Kwase Benefo was so filled with sorrow and became very unresponsive that the people around him thought he was also dead. Eventually, spiritual healers were summoned to help Kwase Benefo to return to normal. Yet, this incident led many others to think that Kwase Benefo was somehow cursed, since all of the women who married him died. Kwase Benefo started to believe this as well. He abandoned his work and left his son in the care of his deceased wife's family, and later, left the farm he lived in as well.

He wandered without any set destination, looking for a place that would put him as far away from other people. In the end, however, he settled close to a village where no one knows him. Once again, he married a woman from the village, taking her as his fourth wife.
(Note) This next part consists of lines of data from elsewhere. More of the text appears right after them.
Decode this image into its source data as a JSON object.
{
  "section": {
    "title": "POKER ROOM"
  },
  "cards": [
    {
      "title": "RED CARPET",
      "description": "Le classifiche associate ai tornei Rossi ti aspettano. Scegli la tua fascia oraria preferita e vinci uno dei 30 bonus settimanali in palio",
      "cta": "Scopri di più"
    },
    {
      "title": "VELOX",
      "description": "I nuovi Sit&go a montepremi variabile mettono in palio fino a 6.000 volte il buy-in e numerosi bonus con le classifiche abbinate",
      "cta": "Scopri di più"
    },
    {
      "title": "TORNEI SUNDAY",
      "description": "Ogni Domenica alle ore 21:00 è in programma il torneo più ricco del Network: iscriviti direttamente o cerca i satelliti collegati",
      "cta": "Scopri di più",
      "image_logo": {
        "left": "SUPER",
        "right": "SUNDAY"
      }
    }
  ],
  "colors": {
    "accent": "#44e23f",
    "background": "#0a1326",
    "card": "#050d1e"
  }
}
And just like the other women who had married him, she soon fell ill and died.

Kwase Benefo left once more, and this time he returned to his old village. Unlike how it was when he left, the villagers’ sentiments toward him have changed, and they rejoiced at his re-appearance. Kwase Benefo, however, was still weighed down by all the losses he had experienced, and one night, decided to find the underworld.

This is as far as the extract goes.